If motive counted, if the right cause could always win, the issue admitted of no doubt. Desmond had a heavy score to pay off. From the time when he had met Diggle in the street at Market Drayton to his last encounter with him at the Battle of the Carts, he had been the mark of his enmity, malice, spite, trickery. But Desmond thought less of his own wrongs than of the sorrow of his friend Mr. Merriman, and the harrowing wretchedness which must have been the lot of the ladies while they were in Diggle's power. The man had brought misery into so many lives that it would be a good deed if, in the fortune of war, Desmond's sword could rid the world of him.

And Diggle, on his side, was nerved by the power of hate. Baseless as were his suspicions of Desmond's friendship with Sir Willoughby Stokes, he felt that this boy was an obstacle. Ever since their paths had crossed he had been conscious that he had to do with a finer, nobler nature than his own; and Desmond's courage and skill had again and again frustrated him. As he faced him now, it was with the feeling that, if this boy were killed, a most dangerous barrier to the realisation of his nefarious schemes would be removed. Thus, on either side, it was war to the death. What Desmond lacked in skill and experience he made up for by youth and strength. The two combatants were thus equally matched: a grain in the scale might decide the issue. But the longer the fight lasted the better were Desmond's chances. He had youth in his favour. Thanks in large measure to Diggle himself, Desmond had led a hard life: his muscles were like iron. The older man by and by began to flag: more than once his guard was nearly beaten down: nothing but his great skill in swordsmanship and the coolness that never deserted him saved him from the sharp edge of Desmond's blade.
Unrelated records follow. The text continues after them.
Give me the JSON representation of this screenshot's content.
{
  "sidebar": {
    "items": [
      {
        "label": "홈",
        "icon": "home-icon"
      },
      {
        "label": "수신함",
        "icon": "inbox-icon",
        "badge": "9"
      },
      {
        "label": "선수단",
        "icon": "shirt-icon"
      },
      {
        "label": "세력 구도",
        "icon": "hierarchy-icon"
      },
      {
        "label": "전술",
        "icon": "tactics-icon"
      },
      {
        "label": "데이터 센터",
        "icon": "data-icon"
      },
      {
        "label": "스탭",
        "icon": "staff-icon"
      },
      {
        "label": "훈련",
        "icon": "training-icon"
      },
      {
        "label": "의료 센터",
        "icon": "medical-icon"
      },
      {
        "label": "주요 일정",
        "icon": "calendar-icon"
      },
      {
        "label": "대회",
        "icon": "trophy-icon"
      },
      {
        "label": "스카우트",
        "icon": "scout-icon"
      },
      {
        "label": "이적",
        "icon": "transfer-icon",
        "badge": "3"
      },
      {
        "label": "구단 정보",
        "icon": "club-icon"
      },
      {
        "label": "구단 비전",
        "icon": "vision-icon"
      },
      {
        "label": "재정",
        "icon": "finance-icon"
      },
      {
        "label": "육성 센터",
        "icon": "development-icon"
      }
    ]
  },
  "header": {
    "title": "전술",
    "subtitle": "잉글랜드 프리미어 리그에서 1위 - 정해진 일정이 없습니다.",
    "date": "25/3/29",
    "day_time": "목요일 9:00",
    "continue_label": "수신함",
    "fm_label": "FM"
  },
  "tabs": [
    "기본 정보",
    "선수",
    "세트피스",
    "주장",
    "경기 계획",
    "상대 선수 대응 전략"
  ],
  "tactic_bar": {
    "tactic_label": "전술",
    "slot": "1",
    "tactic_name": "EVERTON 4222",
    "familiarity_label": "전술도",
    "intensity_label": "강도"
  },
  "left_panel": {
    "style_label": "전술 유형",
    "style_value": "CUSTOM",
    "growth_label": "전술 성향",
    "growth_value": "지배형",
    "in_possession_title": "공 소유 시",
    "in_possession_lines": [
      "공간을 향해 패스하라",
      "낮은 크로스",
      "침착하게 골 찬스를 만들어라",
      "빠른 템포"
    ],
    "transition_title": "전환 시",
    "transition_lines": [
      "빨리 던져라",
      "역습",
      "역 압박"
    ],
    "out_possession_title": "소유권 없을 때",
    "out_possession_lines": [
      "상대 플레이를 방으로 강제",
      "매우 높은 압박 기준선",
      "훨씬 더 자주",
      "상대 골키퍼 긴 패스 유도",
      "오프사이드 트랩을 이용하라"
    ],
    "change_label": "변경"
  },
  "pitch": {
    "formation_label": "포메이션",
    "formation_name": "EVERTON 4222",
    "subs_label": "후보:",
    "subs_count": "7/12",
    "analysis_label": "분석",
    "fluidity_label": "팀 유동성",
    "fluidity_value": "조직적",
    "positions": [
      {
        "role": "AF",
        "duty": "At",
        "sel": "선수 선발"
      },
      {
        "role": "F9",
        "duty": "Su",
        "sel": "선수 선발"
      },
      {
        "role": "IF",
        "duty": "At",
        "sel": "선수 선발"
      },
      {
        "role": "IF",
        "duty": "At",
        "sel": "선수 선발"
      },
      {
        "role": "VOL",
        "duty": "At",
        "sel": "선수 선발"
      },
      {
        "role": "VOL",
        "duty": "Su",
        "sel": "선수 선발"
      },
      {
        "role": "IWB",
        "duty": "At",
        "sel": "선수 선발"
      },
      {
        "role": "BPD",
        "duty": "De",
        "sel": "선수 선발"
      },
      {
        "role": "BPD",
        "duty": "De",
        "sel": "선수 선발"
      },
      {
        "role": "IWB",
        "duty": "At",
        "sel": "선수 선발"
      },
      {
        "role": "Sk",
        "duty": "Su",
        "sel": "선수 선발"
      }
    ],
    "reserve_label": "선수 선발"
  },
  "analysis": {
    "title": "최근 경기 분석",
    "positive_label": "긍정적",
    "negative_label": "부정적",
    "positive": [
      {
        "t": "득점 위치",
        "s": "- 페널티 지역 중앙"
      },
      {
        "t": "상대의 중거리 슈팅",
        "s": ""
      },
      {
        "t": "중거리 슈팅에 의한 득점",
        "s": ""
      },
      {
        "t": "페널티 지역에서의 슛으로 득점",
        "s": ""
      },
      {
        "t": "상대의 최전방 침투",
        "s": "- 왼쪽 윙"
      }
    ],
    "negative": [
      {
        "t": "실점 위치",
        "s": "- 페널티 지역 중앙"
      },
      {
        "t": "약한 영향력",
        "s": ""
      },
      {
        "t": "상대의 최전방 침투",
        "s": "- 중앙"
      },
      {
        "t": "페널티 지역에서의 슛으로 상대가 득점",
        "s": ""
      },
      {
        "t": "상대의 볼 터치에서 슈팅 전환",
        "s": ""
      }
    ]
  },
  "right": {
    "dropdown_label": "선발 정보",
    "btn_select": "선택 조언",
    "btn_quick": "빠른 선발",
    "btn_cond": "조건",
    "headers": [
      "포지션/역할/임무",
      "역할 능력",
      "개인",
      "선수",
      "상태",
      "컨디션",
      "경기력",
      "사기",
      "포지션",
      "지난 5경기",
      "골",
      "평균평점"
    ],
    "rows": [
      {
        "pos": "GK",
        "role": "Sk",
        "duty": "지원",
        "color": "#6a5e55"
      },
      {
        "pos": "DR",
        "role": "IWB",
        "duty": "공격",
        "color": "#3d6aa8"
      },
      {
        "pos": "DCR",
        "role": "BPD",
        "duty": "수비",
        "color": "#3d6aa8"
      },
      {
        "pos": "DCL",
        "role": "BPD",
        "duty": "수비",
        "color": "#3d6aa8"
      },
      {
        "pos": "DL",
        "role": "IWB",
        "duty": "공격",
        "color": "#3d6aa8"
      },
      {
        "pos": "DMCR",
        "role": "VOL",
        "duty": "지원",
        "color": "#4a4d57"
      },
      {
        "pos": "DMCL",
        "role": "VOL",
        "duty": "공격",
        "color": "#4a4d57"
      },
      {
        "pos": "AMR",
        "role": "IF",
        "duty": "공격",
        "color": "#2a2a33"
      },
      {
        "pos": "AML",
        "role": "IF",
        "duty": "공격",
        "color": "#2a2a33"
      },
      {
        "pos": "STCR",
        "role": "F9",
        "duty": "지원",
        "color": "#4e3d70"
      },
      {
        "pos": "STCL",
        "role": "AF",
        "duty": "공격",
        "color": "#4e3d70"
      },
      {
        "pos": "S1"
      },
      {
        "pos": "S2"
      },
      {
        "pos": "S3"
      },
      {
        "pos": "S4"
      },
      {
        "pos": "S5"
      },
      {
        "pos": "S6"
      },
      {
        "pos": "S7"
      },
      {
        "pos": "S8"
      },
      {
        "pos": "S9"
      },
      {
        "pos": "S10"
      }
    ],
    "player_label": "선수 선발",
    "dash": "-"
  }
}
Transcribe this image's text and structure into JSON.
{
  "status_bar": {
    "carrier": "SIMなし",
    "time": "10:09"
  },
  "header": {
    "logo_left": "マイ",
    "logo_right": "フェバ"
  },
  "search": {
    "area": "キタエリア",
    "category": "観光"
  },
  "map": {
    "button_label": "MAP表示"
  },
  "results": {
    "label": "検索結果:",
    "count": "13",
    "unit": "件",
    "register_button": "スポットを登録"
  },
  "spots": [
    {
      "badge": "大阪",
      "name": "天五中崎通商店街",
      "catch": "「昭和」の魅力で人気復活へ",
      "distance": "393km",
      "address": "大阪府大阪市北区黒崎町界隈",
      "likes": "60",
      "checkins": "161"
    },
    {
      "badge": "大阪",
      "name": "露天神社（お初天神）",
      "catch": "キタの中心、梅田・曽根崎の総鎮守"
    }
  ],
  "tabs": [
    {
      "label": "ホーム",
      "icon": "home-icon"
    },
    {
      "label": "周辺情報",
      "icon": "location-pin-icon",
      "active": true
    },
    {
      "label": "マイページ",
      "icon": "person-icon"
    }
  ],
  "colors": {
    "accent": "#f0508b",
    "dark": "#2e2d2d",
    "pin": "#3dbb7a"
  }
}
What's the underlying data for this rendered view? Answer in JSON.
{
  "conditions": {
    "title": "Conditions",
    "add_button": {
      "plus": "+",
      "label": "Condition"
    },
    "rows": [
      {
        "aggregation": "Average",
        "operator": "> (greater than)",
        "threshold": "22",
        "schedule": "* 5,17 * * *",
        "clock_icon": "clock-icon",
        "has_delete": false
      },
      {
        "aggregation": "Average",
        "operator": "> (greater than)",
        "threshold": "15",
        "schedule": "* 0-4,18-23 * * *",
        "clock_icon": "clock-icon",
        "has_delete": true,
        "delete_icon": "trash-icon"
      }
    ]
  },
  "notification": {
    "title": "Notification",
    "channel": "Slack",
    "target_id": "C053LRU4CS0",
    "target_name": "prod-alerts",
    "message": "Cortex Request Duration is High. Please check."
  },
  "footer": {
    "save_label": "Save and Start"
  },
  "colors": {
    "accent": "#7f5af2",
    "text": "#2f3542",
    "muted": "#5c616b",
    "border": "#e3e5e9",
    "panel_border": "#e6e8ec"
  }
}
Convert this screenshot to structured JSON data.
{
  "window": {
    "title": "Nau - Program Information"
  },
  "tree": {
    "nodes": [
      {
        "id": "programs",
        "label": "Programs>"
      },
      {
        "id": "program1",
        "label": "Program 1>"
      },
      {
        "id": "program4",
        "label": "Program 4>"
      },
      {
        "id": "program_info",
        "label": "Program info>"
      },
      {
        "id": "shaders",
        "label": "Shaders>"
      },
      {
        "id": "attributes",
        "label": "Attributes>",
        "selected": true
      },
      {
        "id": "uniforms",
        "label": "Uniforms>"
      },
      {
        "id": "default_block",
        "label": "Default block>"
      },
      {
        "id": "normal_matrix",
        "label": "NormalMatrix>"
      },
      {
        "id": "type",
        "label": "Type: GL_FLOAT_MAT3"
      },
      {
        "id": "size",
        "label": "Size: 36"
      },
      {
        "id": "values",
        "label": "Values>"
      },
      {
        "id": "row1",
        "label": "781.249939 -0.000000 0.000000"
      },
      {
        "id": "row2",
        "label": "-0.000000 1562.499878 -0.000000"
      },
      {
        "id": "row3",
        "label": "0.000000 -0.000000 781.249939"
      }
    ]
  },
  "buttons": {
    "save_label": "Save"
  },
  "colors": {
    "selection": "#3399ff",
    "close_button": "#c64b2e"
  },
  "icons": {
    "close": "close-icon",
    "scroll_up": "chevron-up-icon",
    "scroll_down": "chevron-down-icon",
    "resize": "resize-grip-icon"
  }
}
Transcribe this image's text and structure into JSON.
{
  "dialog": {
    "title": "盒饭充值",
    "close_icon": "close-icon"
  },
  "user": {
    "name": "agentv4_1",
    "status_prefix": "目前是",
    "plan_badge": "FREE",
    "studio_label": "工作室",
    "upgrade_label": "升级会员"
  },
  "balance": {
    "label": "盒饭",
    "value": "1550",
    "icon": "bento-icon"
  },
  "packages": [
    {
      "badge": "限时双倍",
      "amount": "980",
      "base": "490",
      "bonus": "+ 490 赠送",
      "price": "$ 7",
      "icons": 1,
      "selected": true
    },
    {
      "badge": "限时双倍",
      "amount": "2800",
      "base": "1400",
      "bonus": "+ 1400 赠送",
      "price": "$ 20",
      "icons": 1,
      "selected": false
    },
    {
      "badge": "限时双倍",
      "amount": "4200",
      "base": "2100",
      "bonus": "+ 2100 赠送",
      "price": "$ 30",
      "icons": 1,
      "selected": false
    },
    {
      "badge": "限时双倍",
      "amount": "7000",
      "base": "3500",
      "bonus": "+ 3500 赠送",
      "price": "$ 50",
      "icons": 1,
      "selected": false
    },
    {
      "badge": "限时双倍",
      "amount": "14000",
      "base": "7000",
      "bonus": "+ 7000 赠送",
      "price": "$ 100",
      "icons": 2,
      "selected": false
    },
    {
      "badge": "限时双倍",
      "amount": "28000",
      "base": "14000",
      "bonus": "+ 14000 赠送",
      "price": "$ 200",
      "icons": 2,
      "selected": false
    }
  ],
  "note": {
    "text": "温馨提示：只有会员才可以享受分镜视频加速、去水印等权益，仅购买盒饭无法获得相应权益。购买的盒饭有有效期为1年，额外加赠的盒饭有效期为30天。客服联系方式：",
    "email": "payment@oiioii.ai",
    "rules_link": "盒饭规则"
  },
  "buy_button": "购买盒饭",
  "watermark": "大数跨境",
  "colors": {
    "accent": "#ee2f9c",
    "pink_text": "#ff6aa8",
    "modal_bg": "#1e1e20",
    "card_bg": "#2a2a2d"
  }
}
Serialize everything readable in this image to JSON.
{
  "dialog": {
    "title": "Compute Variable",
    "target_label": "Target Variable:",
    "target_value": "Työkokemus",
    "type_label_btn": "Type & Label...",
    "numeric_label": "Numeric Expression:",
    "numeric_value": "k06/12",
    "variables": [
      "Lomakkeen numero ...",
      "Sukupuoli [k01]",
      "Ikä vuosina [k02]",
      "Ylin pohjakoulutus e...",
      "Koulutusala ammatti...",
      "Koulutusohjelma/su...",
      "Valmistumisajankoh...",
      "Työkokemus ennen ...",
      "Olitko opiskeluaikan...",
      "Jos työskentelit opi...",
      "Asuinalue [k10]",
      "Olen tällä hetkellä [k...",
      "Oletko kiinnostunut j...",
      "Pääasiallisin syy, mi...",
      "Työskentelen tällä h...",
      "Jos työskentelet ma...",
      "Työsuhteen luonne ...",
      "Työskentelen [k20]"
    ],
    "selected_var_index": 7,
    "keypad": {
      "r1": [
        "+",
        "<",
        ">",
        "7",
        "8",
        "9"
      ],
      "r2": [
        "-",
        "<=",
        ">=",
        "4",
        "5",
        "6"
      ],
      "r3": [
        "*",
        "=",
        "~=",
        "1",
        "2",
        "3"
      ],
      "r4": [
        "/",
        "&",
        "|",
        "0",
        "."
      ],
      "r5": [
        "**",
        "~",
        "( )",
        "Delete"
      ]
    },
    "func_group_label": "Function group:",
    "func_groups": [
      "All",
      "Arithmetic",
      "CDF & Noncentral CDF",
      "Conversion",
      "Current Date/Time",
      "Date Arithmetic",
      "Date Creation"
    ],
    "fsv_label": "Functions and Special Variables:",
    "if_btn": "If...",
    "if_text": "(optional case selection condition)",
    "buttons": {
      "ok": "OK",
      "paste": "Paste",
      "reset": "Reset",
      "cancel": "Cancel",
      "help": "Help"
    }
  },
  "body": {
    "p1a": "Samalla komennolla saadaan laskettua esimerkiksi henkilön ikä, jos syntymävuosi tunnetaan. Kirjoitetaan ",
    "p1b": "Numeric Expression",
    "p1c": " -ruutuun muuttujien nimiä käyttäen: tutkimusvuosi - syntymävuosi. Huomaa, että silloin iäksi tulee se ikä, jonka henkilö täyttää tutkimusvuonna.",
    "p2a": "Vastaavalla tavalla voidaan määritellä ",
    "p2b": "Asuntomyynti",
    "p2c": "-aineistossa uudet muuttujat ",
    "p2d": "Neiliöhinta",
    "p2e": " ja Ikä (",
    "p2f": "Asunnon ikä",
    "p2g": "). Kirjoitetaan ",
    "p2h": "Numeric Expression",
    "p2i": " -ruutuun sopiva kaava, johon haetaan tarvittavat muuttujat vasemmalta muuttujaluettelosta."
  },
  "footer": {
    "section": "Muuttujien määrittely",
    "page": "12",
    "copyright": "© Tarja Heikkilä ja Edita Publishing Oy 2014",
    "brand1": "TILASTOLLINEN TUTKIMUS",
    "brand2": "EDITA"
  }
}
But when he seemed almost at the end of his strength, fortune suddenly befriended him. Bulger, with his clubbed musket and terrible iron hook, had disposed of the two men who leapt with Diggle into the compound; but there were others behind them: three men dropped to the ground close by, and, making a simultaneous rush, bore Bulger back against Desmond, hampering his sword arm. One of Desmond's sepoys sprang to the rescue, but he was too late to stem the tide. A blow from a musket stock disabled Bulger's right arm; he lost his footing. As he fell, his hook, still active, caught Diggle's leg and brought him to the ground, just as, taking advantage of the diversion, he was making exultantly what he intended for a final lunge at Desmond. He fell headlong, rolling over Bulger, who was already on the ground.

How the end came Desmond did not clearly see. He knew that he was beset by three of Diggle's men, and, falling back before them, he heard the voice of Phyllis Merriman close by, and felt a pistol thrust into his hand. She had slipped out of the doorway, picked up the weapons as they lay where Desmond had flung them, completed the loading, and advanced fearlessly into the thick of the fray. At one and the same moment Desmond fired upon his enemies and implored the brave girl to go back. Then suddenly there was a lull in the uproar. Bulger was upon his feet, Diggle's men paused in their fighting and gazed in consternation at their prostrate leader. It seemed but a moment; then every man of them was scrambling pell-mell over the wall, yelling as the stocks of the sepoys' muskets sped them on their flight.

"What is it?" asked Desmond.

Bulger pointed to the form of Diggle, lying huddled among the fallen.